Audi obiecuje, iż model w takiej konfiguracji powinien zużywać następujące ilości paliwa: średnio 5,0 l/100 km, w cyklu miejskim 5,4 l/100 km, a w cyklu pozamiejskim 4,8 l/100 km. Jak te wartości mają się do rzeczywistości?
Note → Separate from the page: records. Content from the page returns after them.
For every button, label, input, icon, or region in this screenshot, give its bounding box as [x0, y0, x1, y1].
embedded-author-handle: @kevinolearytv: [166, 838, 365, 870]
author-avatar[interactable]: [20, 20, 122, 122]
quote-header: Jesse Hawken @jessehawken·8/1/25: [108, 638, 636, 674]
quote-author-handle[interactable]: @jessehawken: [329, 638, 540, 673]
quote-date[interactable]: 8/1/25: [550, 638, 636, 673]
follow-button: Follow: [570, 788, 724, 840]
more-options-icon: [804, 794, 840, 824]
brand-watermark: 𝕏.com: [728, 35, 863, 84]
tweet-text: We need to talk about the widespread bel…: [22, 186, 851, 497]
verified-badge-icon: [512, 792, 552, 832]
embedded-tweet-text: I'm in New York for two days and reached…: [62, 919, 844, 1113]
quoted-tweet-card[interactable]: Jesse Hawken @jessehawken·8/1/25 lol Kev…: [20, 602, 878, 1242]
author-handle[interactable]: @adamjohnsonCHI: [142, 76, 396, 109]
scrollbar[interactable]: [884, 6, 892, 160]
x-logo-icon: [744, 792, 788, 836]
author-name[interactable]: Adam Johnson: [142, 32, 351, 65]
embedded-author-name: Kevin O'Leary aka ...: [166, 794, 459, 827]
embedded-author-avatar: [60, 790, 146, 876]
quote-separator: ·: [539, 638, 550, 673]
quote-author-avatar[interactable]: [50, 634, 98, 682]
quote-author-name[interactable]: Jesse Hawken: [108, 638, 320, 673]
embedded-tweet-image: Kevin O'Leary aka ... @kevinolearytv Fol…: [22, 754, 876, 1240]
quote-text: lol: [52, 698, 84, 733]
Jazda miejska owocowała spalaniem na poziomie 7,0-7,5 l/100 km, w trasie między 5,5, a 6,5 l/100 km. Średnia z całego pokonanego dystansu wyniosła 6,5 l/100 km.
Koszty
Cennik otwiera wersja 2.0 TDI 150 KM z manualną skrzynią biegów i napędem na przód dostępna już od 159 000 zł. Być może dla wielu osób taka wersja będzie wystarczająca, lecz zdecydowanie bardziej warte zainteresowania są dwie wersje: 2.0 TDI o mocy 190 KM w wersji Sport z napędem quattro i automatyczną skrzynia biegów dostępna od kwoty 201 400 zł. Jednak jeszcze ciekawa wydaje się konfiguracja z silnikiem 2.0 TSI o mocy 252 KM, również w wersji Sport wraz ze skrzynią S tronic i napędem quattro zaczynająca się od kwoty 208 400 zł. Mając na uwadze mnogość opcji dostępnych w tym modelu, bardzo łatwo jest o doposażenie samochodu do łącznej kwoty 250 000 zł i więcej.
Podsumowanie:
Nowe Q5 jest rewelacyjnym samochodem i w moim odczuciu jednym z najlepszych jakie do tej pory miałem przyjemność testować. Próżno szukać w nim faktycznych wad, gdyż ich tak naprawdę nie ma i a wskazane wady są pewnego rodzaju czepianiem się, ale taki niuans jak brak wyścielanych schowków drzwiowych w tej klasie samochodu nie powinien mieć miejsca i nie jest żadnym usprawiedliwieniem, że BMW, Lexus oraz inne marki robią podobnie, gdyż Volkswagen przyzwyczaja swoim klientów do takiej dbałości o detale. Szkoda, że tak dużo elementów wyposażenia wymaga dodatkowej dopłaty. Nowe Q5 polecam z czystym sumieniem każdemu, gdyż nikt nie będzie zawiedziony.
Plusy:
- stylistyka zewnętrzna,
- komfort jazdy za sprawą rewelacyjnego wyciszenia wnętrza oraz świetnej pracy pneumatycznego zawieszenia,
- cichy i oszczędny silnik,
- gładka i szybka praca automatycznej skrzyni biegów,
- dobre światła wykonane w technologii LED,
- komfortowe i bardzo dobrze popierające ciało fotele,
- pojemny bagażnik,
- przestronne wnętrze,
- zaawansowane systemy elektroniczne,
- rozbudowane multimedia,
- bardzo dobrze grający system audio,
Minusy:
- zbyt dużo elementów wyposażenia wymaga dopłaty,
- brak wyścielanych materiałem schowków drzwiowych.Serdeczne podziękowania dla https://salonynoma.pl/audi-katowiceza udostępnienie samochodu.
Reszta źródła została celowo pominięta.